No matter how busy you are, how you spend your time is a choice. Tally up your time and see where it is really going. There is always time to do something you love. Some of the “busiest” people I know (gym owners, lawyers, on call doctors, ad agency sharks) know how to use their time wisely. They still train. You can only have so many priorities, but you can always make time for those priorities. As my personal training business built up to 50+ hours a week, I realized that, based on how I was using my time, TV and Instagram were my top priorities. Since then, I’ve had to set boundaries on how long I spend on these things so I have time for my priorities.
On the other side of boundaries--we are the company we keep. If there are relationships that are draining you or tempting you to engage in behavior you do not want to engage in, set a boundary on those relationships. This is different than “cutting out what does not serve me”. It is looking at your issues and resolving the conflict within those issues. Sure, you may need to cut a “toxic” person out of your life. But conflict is not toxic. Most people are reasonable. Boundaries are the container for which you can maintain healthy relationships.

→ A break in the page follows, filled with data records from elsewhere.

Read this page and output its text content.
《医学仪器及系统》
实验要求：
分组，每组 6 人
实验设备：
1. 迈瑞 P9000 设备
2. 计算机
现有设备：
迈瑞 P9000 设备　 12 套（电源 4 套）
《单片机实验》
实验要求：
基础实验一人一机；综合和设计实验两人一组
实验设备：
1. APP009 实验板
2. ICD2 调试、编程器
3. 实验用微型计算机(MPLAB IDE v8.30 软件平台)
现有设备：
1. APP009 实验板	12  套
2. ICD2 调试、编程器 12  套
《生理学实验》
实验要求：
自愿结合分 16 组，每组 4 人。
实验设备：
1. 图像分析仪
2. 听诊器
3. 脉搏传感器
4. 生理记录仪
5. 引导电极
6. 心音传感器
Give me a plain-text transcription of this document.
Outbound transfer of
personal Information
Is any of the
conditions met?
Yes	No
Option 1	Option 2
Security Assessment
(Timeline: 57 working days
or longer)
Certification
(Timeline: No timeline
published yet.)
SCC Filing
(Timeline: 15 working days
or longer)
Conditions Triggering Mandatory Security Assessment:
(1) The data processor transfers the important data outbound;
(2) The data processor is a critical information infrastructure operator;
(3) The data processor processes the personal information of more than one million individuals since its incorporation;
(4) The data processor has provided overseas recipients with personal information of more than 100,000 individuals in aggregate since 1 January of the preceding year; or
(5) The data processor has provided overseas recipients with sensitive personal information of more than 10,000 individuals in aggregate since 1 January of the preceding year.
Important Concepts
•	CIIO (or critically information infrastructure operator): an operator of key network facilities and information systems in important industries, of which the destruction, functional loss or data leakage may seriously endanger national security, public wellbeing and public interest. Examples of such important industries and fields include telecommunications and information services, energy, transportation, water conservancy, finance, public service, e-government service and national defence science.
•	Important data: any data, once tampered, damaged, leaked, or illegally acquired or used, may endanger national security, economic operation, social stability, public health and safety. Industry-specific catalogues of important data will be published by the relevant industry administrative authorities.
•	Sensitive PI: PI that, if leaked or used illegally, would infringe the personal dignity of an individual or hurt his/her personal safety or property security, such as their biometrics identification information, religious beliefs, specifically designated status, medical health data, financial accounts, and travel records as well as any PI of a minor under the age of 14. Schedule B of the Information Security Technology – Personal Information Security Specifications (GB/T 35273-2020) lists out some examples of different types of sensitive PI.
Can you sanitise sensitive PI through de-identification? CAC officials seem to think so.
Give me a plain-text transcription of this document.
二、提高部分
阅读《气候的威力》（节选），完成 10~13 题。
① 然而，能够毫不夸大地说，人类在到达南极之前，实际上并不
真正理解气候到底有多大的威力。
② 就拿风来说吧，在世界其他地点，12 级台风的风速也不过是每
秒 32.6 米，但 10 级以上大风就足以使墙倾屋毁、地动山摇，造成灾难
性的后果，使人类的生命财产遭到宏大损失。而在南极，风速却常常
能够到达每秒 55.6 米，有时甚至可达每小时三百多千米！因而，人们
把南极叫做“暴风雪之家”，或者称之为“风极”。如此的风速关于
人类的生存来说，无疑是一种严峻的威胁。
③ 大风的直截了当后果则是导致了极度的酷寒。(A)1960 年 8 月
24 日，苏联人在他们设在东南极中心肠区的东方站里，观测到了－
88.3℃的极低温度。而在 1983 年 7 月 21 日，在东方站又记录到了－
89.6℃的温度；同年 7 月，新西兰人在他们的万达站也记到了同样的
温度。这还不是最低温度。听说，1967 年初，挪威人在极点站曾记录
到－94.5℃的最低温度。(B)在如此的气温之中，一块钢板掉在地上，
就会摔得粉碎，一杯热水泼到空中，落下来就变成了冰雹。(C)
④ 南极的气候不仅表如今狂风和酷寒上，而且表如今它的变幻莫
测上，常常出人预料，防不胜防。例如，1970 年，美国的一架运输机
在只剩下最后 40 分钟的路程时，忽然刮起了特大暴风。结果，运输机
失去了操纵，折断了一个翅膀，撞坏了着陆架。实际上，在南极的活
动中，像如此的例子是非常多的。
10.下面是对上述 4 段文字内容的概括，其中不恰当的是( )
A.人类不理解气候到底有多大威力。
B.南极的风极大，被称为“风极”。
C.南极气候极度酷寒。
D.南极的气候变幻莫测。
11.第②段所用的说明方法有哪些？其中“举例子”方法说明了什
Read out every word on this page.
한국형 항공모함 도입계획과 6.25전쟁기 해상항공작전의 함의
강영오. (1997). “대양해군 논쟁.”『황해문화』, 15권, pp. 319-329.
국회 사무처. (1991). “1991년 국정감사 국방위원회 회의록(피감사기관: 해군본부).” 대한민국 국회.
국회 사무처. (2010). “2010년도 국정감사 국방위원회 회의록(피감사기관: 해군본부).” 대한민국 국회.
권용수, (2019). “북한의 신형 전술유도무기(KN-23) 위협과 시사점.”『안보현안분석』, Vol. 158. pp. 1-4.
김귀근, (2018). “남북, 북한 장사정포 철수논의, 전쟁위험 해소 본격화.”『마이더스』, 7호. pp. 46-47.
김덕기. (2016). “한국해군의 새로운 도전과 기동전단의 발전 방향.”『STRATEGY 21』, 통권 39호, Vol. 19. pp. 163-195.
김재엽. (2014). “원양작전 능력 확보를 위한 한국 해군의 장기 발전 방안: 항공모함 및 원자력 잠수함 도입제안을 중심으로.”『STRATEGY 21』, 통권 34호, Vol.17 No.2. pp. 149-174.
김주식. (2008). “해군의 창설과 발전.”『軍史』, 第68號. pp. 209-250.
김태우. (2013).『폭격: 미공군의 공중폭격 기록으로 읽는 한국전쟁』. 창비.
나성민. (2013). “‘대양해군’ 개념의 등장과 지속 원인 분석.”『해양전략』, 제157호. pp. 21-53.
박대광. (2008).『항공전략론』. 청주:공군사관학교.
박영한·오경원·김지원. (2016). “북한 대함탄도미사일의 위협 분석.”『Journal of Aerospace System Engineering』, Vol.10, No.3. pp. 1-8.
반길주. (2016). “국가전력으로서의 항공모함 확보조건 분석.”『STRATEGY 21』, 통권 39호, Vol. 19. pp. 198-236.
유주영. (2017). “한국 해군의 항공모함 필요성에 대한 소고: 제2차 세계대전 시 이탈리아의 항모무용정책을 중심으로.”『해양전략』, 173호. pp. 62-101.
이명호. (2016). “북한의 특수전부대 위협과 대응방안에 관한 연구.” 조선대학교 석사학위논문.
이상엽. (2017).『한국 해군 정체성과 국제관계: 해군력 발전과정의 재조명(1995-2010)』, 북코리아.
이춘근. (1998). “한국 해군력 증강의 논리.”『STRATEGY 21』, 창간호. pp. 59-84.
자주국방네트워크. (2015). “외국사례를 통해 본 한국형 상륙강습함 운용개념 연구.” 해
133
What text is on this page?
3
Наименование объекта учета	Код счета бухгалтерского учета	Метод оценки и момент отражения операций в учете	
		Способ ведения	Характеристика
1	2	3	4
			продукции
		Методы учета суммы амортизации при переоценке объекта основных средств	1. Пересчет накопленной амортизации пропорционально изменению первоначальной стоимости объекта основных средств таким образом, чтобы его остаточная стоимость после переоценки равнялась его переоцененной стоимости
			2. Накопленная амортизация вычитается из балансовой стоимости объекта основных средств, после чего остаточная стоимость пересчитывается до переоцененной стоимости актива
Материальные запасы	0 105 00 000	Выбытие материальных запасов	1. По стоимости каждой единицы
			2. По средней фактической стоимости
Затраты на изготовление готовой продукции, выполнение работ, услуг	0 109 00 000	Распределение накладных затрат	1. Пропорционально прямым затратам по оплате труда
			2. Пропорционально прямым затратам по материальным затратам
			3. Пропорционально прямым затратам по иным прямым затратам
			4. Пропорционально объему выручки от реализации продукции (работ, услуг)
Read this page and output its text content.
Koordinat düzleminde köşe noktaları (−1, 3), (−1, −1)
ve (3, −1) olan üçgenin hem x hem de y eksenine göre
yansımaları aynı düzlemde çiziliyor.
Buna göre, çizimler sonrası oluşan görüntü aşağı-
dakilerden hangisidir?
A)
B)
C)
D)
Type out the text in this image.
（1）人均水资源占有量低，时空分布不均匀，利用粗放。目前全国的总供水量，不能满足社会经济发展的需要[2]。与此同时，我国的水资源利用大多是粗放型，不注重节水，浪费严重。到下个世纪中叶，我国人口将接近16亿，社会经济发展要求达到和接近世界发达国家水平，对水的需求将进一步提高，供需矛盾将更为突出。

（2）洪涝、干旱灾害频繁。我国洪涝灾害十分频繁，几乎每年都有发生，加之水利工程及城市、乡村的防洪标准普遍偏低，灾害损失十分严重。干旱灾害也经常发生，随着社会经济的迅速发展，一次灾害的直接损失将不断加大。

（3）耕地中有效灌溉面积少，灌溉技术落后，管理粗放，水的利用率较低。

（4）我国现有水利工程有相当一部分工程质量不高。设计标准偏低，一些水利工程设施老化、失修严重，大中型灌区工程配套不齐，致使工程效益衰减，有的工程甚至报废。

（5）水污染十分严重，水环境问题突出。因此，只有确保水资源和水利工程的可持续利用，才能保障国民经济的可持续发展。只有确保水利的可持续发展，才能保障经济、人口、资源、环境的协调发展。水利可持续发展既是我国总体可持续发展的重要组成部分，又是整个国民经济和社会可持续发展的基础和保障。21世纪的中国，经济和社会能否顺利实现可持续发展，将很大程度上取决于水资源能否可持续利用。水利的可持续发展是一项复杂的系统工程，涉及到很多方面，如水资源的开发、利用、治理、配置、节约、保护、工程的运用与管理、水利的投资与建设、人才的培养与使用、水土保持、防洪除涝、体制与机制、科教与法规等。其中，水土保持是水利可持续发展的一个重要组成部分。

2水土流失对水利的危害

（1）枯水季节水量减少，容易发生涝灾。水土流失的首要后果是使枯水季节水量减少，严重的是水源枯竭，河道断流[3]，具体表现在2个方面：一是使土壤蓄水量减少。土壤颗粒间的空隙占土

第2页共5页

At some point, in order to make progress beyond the shiny and new beginner stage, you need to learn to think for yourself. If you don’t understand why you are doing something, you won’t stay invested for very long. You don’t need a coach to hold your hand. In fact, if everything you do is spelled out to the T by a coach and you don’t understand why you’re doing it, hire someone else. Strength training is not secret knowledge. It is a basic science anyone with enough practice, awareness, and willingness to work can apply. It is 55% art and 45% science.
When it seems like you are out of choices, try looking at it from a new perspective. Find what you are grateful for and why you started the thing in the first place. The reason is still there, but the path may be different than what you expected.